I made cassoulet this week. The creation of cassoulet, the regional peasant dish of southwestern France is not something to be undertaken lightly. Most recipes recommend a two-day composition period. It is said that Anatole France’s favorite version tasted as if it had been cooking for twenty years—which I’m not so sure is a good thing. Cassoulet includes five kinds of meat, white beans, and a sauce rich in tomatoes, onion, garlic, and herbs. A duck and a pork shoulder are roasted; lamb, salt pork, and sausage are browned. (This is not a dish for vegetarians.) Then the whole thing is baked with a breadcrumb topping. The cook makes periodic visits to the oven to break the crust and to add additional stock as needed–and to sip a nice red. The breaking and re-breaking of the crust enables more diners to enjoy what some say is the crisp, best part of the dish. I made cassoulet once before about twenty years ago and felt like I didn’t need to do it again.

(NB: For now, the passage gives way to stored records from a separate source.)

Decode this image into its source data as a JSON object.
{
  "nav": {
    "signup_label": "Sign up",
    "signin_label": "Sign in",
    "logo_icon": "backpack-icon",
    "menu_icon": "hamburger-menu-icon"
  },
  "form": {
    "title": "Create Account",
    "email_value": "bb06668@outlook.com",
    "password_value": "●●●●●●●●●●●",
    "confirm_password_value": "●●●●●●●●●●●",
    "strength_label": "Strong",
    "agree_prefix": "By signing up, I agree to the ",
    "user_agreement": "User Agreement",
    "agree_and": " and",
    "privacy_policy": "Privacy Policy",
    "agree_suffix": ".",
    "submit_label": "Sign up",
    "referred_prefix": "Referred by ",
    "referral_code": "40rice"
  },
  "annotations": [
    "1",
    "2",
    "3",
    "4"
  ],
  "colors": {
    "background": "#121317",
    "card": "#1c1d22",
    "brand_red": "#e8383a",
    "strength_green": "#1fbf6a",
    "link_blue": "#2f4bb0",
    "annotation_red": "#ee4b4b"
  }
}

But, when you have a whole duck taking up valuable freezer space and you’ve been reading Pampille’s Table by Martha Daudet in a new Bison Books edition from the University of Nebraska Press’s At Table Series, what can you do?
Pampille’s Table, a gathering of more than 200 recipes from the author’s friends, relatives, and gourmands, and originally published in 1919, is still a highly regarded classic. Shirley King’s translation and update is valuable to cooks and readers interested in the development of French cuisine and it’s regional distinctions. More important and more fun, is Pampille’s very personal literary style. She is completely unpretentious; she always prefers the simple to the complex. She champions the use of fresh, local, in-season ingredients and dispenses strong opinions, most of which you will agree with. Here are some samples. "Before divulging these secrets, I should add that a good recipe does not guarantee a perfect dish. There is a certain something called la tour de main–a special touch–that contributes to at least half the success of any dish. In general, fat cooks are endowed with this special touch more than thin cooks." In discussing the four most important soups of France, Papilla pronounces: "You have to be at least 30 years old to enjoy Pot-au-Feu. Before reaching this prophetic age, you cannot appreciate good things." (Willa Cather asserted a similar sentiment about the magical age of 30.) Perhaps only when one is well past thirty does this judgment not rankle. On the correct coarse salt to serve with Boiled Beef: "They should obtain this salt from the salt-marsh districts such as Piriac, at Mme Béchet’s grocery shop. . . . They say that this salt is like no other, and that each grain contains a tiny piece of the landscape." Reading Pampille’s Table is such a pleasure because these sentiments are included not only in recipe head and endnotes, but even more delightfully, within the recipes themselves. If you never cook a thing from this book, reading it will enchant you.
The cassoulet fed a small army of appreciative friends. None was saved for an Anatole France testing twenty years hence. After making and eating cassoulet, you’ll want to eat nothing more than a plain green salad with austere vinaigrette, maybe a slice or two of good bread and some fresh fruit for at least a week. I’m not finished with Pampille however. The Onion Tart and the Chocolate Savoy Cake look promising.